Yugi was pulling a deck of cards out of his pocket. He sat it on Jou’s table face down. The backs were covered in a brown swirl that
was darkest in the center. Jou reached
for the top one and picked it up, looking at the face.
They weren’t playing cards, but he’d expected as much; there
were too many there for a regular deck.
The card had a picture in the center, of a little round headed man with
wings popping out of a pink top hat, carrying a large blue die.
It meant nothing to him.
The name across the top read Graceful Dice. They all stared at him, eyes hopeful and
expectant. He felt guilty, and angry
that he felt guilty. They were his memories after all. Still, he tried. Again he reached, attempting to climb up that
high wall of slime.
“This is a magic card.”
The information shot out of nowhere.
It was like he’d been born with it.
He didn’t remember learning it, he didn’t remember knowing it, but now
he did. The green border told him it
was.
He could sense the tension increase around the room. Yugi stepped forward. He took the deck again, shifting through
until he found the right card. He handed
it to Jou.
This one had a picture of an angry looking dragon. It was black, almost as if made of metal, and
had sharp points all over its body. The only color on it was the dull pink of
its roaring mouth and a bright red eye.
Red Eyes Black Dragon was the name, but all that meant nothing to
him. The yellow-brown border did though.
“A monster card.”
Shoulders sagged.
He’d said the wrong thing. Yet,
it was a monster card. He didn’t remember knowing, but he did. It was
just, there, inside his head as soon as he thought of it.
“A good monster
card,” he added, glancing at the stats written across the card. He suddenly knew what they meant.

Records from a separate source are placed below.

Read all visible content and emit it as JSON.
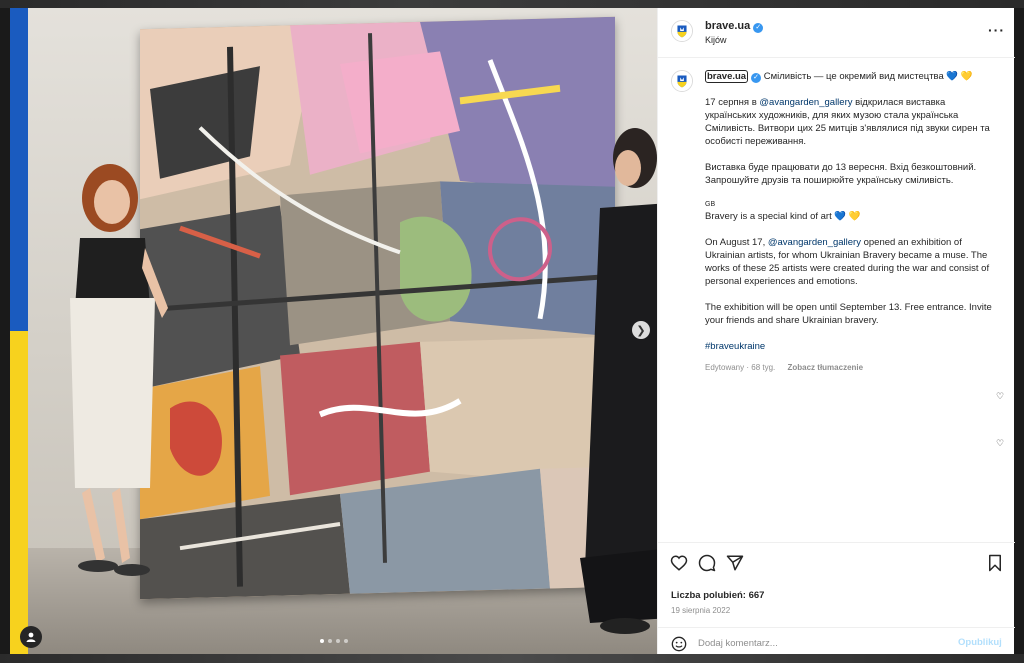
{
  "post": {
    "username": "brave.ua",
    "location": "Kijów",
    "more_icon": "more-horizontal-icon",
    "verified_icon": "verified-badge-icon"
  },
  "caption": {
    "username": "brave.ua",
    "headline_ua": "Сміливість — це окремий вид мистецтва 💙 💛",
    "para1_prefix": "17 серпня в ",
    "para1_link": "@avangarden_gallery",
    "para1_suffix": " відкрилася виставка українських художників, для яких музою стала українська Сміливість. Витвори цих 25 митців з'являлися під звуки сирен та особисті переживання.",
    "para2": "Виставка буде працювати до 13 вересня. Вхід безкоштовний. Запрошуйте друзів та поширюйте українську сміливість.",
    "lang_tag": "GB",
    "headline_en": "Bravery is a special kind of art 💙 💛",
    "para3_prefix": "On August 17, ",
    "para3_link": "@avangarden_gallery",
    "para3_suffix": " opened an exhibition of Ukrainian artists, for whom Ukrainian Bravery became a muse. The works of these 25 artists were created during the war and consist of personal experiences and emotions.",
    "para4": "The exhibition will be open until September 13. Free entrance. Invite your friends and share Ukrainian bravery.",
    "hashtag": "#braveukraine",
    "meta": "Edytowany · 68 tyg.",
    "translate": "Zobacz tłumaczenie"
  },
  "actions": {
    "like_icon": "heart-icon",
    "comment_icon": "comment-icon",
    "share_icon": "send-icon",
    "save_icon": "bookmark-icon",
    "likes": "Liczba polubień: 667",
    "date": "19 sierpnia 2022"
  },
  "comment": {
    "placeholder": "Dodaj komentarz...",
    "publish": "Opublikuj",
    "emoji_icon": "emoji-icon"
  },
  "media": {
    "next_icon": "chevron-right-icon",
    "tag_icon": "user-tag-icon",
    "carousel_count": 4,
    "carousel_active": 1
  },
  "colors": {
    "flag_blue": "#1a5bbf",
    "flag_yellow": "#f7d21e",
    "verified": "#3897f0",
    "link": "#00376b",
    "publish_disabled": "#b2dffc"
  }
}
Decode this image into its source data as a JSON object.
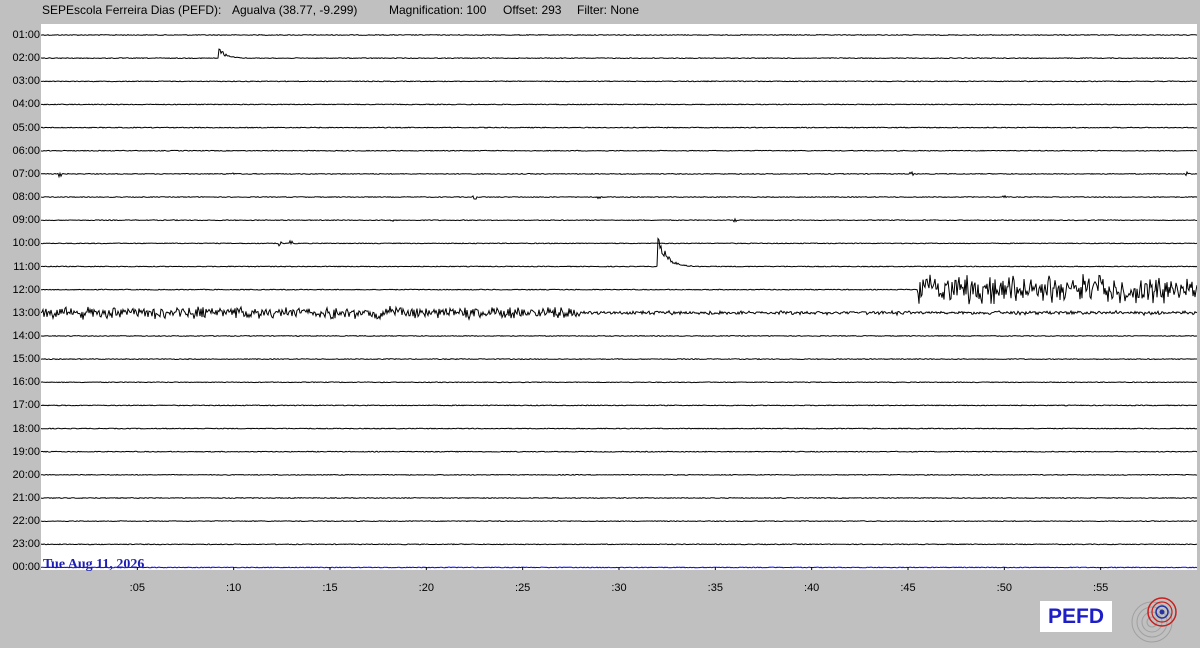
{
  "header": {
    "station": "SEPEscola Ferreira Dias (PEFD):",
    "location": "Agualva (38.77, -9.299)",
    "magnification": "Magnification: 100",
    "offset": "Offset: 293",
    "filter": "Filter: None"
  },
  "date_label": "Tue Aug 11, 2026",
  "badge": "PEFD",
  "colors": {
    "trace": "#000000",
    "date": "#1e1eb4",
    "current_line": "#0000ff",
    "background": "#c0c0c0",
    "plot_bg": "#ffffff"
  },
  "chart_data": {
    "type": "line",
    "description_type": "helicorder",
    "hour_labels": [
      "01:00",
      "02:00",
      "03:00",
      "04:00",
      "05:00",
      "06:00",
      "07:00",
      "08:00",
      "09:00",
      "10:00",
      "11:00",
      "12:00",
      "13:00",
      "14:00",
      "15:00",
      "16:00",
      "17:00",
      "18:00",
      "19:00",
      "20:00",
      "21:00",
      "22:00",
      "23:00",
      "00:00"
    ],
    "minute_ticks": [
      ":05",
      ":10",
      ":15",
      ":20",
      ":25",
      ":30",
      ":35",
      ":40",
      ":45",
      ":50",
      ":55"
    ],
    "minute_values": [
      5,
      10,
      15,
      20,
      25,
      30,
      35,
      40,
      45,
      50,
      55
    ],
    "xlim": [
      0,
      60
    ],
    "events": [
      {
        "row": "02:00",
        "minute": 9.2,
        "amplitude": 14,
        "type": "local"
      },
      {
        "row": "07:00",
        "minute": 1.0,
        "amplitude": 3,
        "type": "spike"
      },
      {
        "row": "07:00",
        "minute": 10.0,
        "amplitude": 2,
        "type": "spike"
      },
      {
        "row": "07:00",
        "minute": 45.2,
        "amplitude": 2,
        "type": "spike"
      },
      {
        "row": "07:00",
        "minute": 59.5,
        "amplitude": 2,
        "type": "spike"
      },
      {
        "row": "08:00",
        "minute": 22.5,
        "amplitude": 2,
        "type": "spike"
      },
      {
        "row": "08:00",
        "minute": 29.0,
        "amplitude": 2,
        "type": "spike"
      },
      {
        "row": "08:00",
        "minute": 50.0,
        "amplitude": 2,
        "type": "spike"
      },
      {
        "row": "09:00",
        "minute": 18.2,
        "amplitude": 2,
        "type": "spike"
      },
      {
        "row": "09:00",
        "minute": 36.0,
        "amplitude": 2,
        "type": "spike"
      },
      {
        "row": "10:00",
        "minute": 12.4,
        "amplitude": 3,
        "type": "spike"
      },
      {
        "row": "10:00",
        "minute": 13.0,
        "amplitude": 3,
        "type": "spike"
      },
      {
        "row": "11:00",
        "minute": 32.0,
        "amplitude": 40,
        "type": "regional"
      }
    ],
    "noise_bursts": [
      {
        "row": "12:00",
        "minute_start": 45.5,
        "minute_end": 60,
        "amplitude": 17
      },
      {
        "row": "13:00",
        "minute_start": 0,
        "minute_end": 28,
        "amplitude": 7
      },
      {
        "row": "13:00",
        "minute_start": 28,
        "minute_end": 60,
        "amplitude": 2
      }
    ],
    "current_row": "00:00"
  }
}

“The doctor said,” Yugi started, with disappointment lacing
his voice, “that you might retain Duel Monsters. He said we shouldn’t get our hopes up. He warned us that you might remember how to
play, but you would never remember a game you’ve played previously. We should have known not to hope that you’d
remember…” he trailed away.
“Remember what?” Jou snapped. It was so very annoying, being talked about
that way.
“What Red Eyes meant to you.”
It’s just a card, Jou wanted to say. But obviously it wasn’t. According to them, this card was important to
him. According to
them.
And though he didn’t feel it now, he would have to act like
it was. Because they said that was how
he felt, he must feel that way. He
wanted to chuck the cards across the room, but instead he sat the Red Eyes back
on top of the table.
“I’m tired,” he lied.
He pushed the button that made the bed go back down. It hurt, all movement did, but he wanted them
to leave; wanted them to leave him alone.

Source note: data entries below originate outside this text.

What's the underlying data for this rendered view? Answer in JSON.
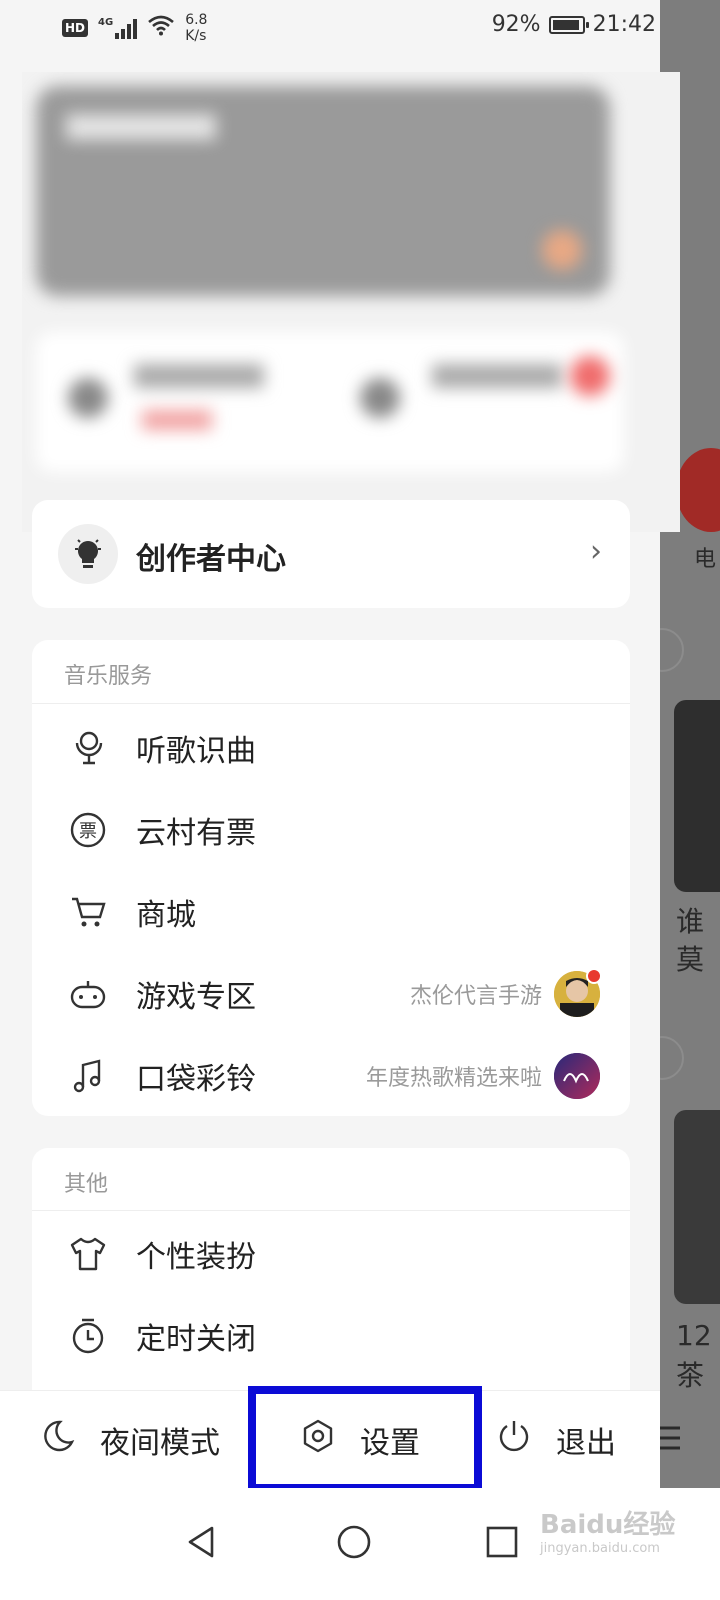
{
  "status_bar": {
    "hd": "HD",
    "network": "4G",
    "speed_value": "6.8",
    "speed_unit": "K/s",
    "battery": "92%",
    "battery_level": 0.92,
    "time": "21:42"
  },
  "creator_center": {
    "icon": "lightbulb-icon",
    "label": "创作者中心",
    "chevron": "›"
  },
  "music_services": {
    "title": "音乐服务",
    "items": [
      {
        "label": "听歌识曲",
        "icon": "microphone-icon",
        "extra": ""
      },
      {
        "label": "云村有票",
        "icon": "ticket-icon",
        "extra": ""
      },
      {
        "label": "商城",
        "icon": "cart-icon",
        "extra": ""
      },
      {
        "label": "游戏专区",
        "icon": "gamepad-icon",
        "extra": "杰伦代言手游"
      },
      {
        "label": "口袋彩铃",
        "icon": "music-note-icon",
        "extra": "年度热歌精选来啦"
      }
    ]
  },
  "others": {
    "title": "其他",
    "items": [
      {
        "label": "个性装扮",
        "icon": "tshirt-icon"
      },
      {
        "label": "定时关闭",
        "icon": "timer-icon"
      }
    ]
  },
  "bottom_bar": {
    "night_mode": "夜间模式",
    "settings": "设置",
    "logout": "退出"
  },
  "background_app": {
    "radio_label": "电",
    "text_1": "谁",
    "text_2": "莫",
    "text_3": "12",
    "text_4": "茶"
  },
  "watermark": {
    "main": "Baidu经验",
    "sub": "jingyan.baidu.com"
  },
  "colors": {
    "highlight": "#0b0bd6",
    "accent_red": "#e8392f"
  }
}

He didn’t want to try to be the Jou they wanted right now, he was sick
of it.
Nobody questioned it when he closed his eyes and pulled the
blanket back up. Sometimes the drugs did
affect him that way. If he pretended to
sleep long enough, he eventually would.
And maybe when he woke up, most or all of them would be gone.
Then he would be alone.
And he wouldn’t know who he had been, but damn it, he knew who he was
now. He was Jou, five years missing or
not; he was tired of being told who he was.